EDS 214: Analytical Workflows and Scientific Reproducibility

Background

On Monday you wrote a tangled web of spaghetti code. Today, you’re going to reorganize the code without changing the functionality. That process, keeping outputs the same while cleaning the code, is called refactoring and it’s an essential step in creating, maintaining, and sharing workflows.

In most analyses, you won’t know exactly what you need to do fully in advance. Which means your initial implementation is going to be exploratory. Recall the figure below from Day 1 (Stoudt, Vásquez, and Martinez 2021). As you draft your code, you’ll hit dead ends or pivot to new solutions. These dead ends yield confusing code that’s hard to read and build upon. This problem is inevitable! Refactoring is the solution.

Developing a workflow is an exploratory process with many dead ends along the way. Dead ends lead to sloppy code. That’s ok! You can clean it up by refactoring. Reproduced from Stoudt et al. (2021).

One good way to refactor your code is to write a function to perform a task. Writing a function provides several immediate benefits:

The function name (if chosen wisely) describes the task clearly and succinctly, which several lines of code may not do.
A function separates the internal logic of the task (the function body) from the purpose it serves in your analysis (a script). That helps you focus your attention on one at a time, instead of mentally juggling both.
If you end up doing that task multiple times, you can reuse and maintain one function more easily than copy-paste-editing the same chunk multiple times (it’s also less error-prone).

Goals

In this session, you’re going to pick a task in your spaghetti code and refactor it into a function. As you do so, you’ll learn how to apply two GitHub project management tools we covered in lecture: Issues and Pull Requests.

Instructions

Identify and describe the task

It’s probably hard to pick out a task directly from spaghetti code.

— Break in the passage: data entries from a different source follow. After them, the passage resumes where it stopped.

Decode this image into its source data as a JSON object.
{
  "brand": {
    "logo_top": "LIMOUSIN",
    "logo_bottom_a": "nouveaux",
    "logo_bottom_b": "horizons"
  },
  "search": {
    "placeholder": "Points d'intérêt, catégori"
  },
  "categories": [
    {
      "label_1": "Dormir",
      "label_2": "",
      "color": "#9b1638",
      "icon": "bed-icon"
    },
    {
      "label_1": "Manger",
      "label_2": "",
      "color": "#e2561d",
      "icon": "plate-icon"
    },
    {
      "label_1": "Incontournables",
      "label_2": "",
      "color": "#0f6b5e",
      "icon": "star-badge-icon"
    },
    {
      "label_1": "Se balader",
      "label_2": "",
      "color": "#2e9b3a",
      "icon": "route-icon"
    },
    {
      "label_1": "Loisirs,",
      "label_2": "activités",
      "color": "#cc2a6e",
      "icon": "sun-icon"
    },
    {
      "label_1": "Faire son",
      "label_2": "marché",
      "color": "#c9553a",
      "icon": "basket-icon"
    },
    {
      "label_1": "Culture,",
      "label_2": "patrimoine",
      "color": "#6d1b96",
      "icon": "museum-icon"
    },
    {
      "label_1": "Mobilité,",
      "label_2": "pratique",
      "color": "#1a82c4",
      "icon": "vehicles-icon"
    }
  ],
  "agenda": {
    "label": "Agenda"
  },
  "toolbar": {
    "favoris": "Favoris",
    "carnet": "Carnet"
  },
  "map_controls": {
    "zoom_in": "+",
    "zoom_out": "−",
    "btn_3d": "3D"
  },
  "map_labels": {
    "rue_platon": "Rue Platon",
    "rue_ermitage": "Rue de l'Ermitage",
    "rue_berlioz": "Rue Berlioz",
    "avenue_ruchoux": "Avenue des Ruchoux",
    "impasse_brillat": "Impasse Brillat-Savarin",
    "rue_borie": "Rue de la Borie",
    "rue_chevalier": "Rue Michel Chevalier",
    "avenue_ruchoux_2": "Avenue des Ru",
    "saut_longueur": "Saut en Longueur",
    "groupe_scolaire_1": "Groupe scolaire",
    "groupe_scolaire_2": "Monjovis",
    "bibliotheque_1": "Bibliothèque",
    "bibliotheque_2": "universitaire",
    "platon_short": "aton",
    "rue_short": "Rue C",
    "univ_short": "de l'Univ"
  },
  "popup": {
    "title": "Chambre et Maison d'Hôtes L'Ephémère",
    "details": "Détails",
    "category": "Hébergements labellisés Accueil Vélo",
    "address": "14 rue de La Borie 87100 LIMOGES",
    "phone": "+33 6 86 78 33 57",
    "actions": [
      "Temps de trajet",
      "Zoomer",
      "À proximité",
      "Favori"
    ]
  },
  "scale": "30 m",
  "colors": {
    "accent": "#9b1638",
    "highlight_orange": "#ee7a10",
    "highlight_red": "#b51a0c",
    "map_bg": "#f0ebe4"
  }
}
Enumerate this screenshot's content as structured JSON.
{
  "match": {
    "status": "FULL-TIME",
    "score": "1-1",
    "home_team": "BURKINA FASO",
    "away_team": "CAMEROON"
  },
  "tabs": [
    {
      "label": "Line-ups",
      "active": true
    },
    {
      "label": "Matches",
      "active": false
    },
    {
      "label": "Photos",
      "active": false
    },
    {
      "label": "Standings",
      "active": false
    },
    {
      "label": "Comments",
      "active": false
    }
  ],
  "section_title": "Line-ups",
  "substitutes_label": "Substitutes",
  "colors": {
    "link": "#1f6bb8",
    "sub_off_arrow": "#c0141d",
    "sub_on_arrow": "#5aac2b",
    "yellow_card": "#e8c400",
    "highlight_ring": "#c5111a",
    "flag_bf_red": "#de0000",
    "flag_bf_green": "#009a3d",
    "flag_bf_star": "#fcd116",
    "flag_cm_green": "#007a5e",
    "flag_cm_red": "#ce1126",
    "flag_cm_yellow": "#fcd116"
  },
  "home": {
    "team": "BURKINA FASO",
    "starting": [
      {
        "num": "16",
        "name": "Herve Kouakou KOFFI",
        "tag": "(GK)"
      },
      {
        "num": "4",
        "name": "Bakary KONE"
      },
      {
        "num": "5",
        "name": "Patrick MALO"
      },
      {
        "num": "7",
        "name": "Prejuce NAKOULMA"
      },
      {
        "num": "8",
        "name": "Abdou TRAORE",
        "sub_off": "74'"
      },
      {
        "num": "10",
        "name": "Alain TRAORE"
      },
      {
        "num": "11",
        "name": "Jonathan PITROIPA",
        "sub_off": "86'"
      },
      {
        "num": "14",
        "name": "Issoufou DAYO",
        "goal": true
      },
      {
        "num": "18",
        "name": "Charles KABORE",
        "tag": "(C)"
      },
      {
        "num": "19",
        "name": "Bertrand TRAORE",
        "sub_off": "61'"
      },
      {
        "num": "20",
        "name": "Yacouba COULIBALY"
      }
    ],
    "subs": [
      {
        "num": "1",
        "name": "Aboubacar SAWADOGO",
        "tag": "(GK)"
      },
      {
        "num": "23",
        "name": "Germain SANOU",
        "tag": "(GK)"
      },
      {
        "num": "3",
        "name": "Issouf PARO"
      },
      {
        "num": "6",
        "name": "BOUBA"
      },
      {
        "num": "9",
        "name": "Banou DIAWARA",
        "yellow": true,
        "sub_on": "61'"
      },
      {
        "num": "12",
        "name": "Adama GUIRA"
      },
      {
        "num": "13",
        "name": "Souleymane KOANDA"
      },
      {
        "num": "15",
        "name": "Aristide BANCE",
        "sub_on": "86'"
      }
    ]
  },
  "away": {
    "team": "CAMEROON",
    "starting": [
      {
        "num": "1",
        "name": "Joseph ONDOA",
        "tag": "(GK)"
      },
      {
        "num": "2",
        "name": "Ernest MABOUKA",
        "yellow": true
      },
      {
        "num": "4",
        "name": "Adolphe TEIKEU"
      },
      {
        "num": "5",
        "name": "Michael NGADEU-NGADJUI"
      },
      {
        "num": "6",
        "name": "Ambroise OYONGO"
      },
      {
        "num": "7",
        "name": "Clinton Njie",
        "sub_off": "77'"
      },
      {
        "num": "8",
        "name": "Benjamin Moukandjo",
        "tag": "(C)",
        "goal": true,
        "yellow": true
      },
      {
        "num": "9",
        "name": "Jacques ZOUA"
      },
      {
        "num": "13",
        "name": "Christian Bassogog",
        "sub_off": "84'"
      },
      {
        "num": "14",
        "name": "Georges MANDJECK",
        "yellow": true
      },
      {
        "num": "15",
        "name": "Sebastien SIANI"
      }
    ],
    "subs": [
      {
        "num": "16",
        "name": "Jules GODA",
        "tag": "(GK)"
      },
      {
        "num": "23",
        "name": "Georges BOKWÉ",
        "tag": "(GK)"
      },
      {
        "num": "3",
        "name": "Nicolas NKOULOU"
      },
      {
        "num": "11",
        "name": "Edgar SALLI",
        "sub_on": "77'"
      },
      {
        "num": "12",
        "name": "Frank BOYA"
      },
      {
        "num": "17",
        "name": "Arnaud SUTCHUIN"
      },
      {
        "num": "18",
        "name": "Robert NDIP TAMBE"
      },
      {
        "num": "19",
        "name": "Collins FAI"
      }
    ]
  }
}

That’s why it’s called spaghetti! It’s probably easier to refer to your flowchart. Pick a task in your workflow and answer the following questions. Picking the right scope for a task is subjective, and you may need to revise your answers a couple times to find the right level of complexity to refactor.

Q1: What is the task? Plain language, 2-4 sentences.

Q2: What are the task’s inputs? What data and parameters do you need to know to do the task?

Q3: What is the task’s output? Be specific! If it’s a vector, what type (e.g., character or numeric) is it and how long is it? If it’s a data frame, what are the column names and what are their types? Are there constraints on what the output can be (e.g., sorted, range limits, etc)?

Q4: Which lines of code in your spaghetti currently perform the task?

Answer these questions in a GitHub Issue in your repo (instructions here). For Q4, you should directly link to the code snippet.

Write your function

In the FlukeAndFeather Workflow Organization System™️, functions go in scripts in the R/ directory. This is a common convention for organizing R projects.

Before proceeding, create a branch and switch to it.

Create a script in the R/ directory. Give it a name that describes your task.

Write a function to perform your task. Your answers from the previous section should guide you!

Your answer to Q1 should help you pick the function’s name.
Your answer to Q2 defines the function’s parameters.
Your answer to Q3 defines the function’s return value.
Your answer to Q4 is the starting point for the function body.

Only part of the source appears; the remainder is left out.